For Poincaré, the dancing mouse proved that space dimensionality is a mere convention. The mouse functions successfully in the world, but does not believe in the existence of a vertical direction obvious to all other animals. Still ... and here Poincaré's conservative persona comes to the fore.

Still ... dancing in the mousey sense may not be harmful, but who would want to spin around all the time? Surely if there were an advantage to the two-dimensional point-of-view, all mice would adopt it, not just those of (in Yerkes's characteristic terminology) a single "race"? Does this not suggest that, of the many collections of algorithms producing the same output from given input data, some are more efficient than others? (Any modern computer-scientist will instantly nod in agreement.) Therefore, might there not be a sense in which the three-dimensional view is better than any other?

Having begun thus to retreat, Poincaré continues with evident relief. Space may not be "out there", but at least the world is. The "threats" are real; input data received by the senses comes from sources which have objective existence. Moreover, this objective world is organised in a way more nearly resembling three-dimensional (and presumably Euclidean) geometry than any other.
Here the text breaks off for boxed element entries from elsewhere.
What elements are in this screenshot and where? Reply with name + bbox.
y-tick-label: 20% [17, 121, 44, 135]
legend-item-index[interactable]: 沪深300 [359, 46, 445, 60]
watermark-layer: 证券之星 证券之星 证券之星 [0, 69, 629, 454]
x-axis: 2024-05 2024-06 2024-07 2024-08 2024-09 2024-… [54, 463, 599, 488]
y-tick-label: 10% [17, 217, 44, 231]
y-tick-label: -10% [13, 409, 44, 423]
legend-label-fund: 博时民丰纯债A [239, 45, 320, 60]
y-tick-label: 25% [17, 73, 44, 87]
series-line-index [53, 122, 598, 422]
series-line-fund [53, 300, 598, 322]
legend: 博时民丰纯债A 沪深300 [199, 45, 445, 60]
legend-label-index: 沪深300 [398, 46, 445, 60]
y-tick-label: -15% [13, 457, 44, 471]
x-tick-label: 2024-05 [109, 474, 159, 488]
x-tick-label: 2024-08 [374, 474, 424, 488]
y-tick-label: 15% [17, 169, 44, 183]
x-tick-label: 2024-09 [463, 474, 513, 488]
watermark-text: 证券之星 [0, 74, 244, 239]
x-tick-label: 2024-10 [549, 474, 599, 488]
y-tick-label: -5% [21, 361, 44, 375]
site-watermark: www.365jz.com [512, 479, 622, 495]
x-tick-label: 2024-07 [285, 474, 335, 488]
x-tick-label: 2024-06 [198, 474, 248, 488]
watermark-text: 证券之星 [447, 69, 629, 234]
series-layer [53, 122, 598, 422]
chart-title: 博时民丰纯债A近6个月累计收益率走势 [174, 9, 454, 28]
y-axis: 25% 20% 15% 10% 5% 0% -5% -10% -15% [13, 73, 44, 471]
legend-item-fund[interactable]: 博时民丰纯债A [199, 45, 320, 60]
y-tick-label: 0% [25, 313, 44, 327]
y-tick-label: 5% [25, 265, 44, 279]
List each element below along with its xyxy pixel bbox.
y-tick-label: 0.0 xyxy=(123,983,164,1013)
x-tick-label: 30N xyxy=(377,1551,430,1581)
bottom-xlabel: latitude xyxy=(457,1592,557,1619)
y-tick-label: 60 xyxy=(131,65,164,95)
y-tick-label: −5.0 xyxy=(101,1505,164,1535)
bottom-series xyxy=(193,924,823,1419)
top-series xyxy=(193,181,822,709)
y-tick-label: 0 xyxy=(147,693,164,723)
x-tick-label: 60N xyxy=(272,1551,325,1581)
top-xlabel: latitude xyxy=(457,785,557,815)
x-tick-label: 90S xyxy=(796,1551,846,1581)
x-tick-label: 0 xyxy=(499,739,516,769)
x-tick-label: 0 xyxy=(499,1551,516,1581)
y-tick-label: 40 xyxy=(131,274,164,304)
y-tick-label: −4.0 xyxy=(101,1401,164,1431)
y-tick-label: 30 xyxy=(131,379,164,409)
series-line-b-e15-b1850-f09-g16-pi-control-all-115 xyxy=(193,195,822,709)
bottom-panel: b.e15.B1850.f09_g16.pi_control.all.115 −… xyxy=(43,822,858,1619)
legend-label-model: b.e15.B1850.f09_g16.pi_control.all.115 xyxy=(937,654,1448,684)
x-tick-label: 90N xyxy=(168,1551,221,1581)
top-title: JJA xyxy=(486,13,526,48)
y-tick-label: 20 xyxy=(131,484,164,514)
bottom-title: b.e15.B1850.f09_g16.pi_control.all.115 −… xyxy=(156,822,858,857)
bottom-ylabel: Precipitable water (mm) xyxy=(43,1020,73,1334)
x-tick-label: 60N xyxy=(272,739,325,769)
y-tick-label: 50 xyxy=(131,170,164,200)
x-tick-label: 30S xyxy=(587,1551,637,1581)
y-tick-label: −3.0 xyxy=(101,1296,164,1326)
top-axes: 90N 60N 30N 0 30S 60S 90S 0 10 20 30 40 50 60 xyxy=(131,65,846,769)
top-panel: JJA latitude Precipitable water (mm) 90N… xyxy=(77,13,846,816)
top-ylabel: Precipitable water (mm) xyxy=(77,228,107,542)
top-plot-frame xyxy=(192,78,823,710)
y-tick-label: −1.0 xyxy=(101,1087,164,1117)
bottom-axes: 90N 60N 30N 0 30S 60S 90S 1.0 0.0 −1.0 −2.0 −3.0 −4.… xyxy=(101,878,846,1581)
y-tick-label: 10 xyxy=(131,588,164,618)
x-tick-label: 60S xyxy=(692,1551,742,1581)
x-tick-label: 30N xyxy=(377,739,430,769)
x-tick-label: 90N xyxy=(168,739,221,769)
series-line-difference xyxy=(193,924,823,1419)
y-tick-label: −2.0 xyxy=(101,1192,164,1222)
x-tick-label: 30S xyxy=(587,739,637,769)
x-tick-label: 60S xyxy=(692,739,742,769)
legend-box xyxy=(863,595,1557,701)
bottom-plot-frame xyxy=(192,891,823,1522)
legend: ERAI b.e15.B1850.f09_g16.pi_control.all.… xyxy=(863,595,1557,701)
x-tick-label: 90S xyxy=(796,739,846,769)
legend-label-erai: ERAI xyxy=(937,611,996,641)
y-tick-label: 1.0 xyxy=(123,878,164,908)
While the recovery of a real world outside the self is undoubtedly necessary both for doing science and for mental health, the insistence that the real world must be tridimensional is a bit of a surprise coming from Poincaré. Not only one of the founders of special relativity but also an expert on four-dimensional geometry in the abstract, he here rejects the fourth dimension as a practically useful feature for science's description of the universe. "The translation [into 4D language] would always be less than the text, and ... would always have the air of a translation." Beings who "think in hyperspace" would be like jerkers only worse off, incapable of "defend[ing] themselves against the thousand dangers by which they would be assailed."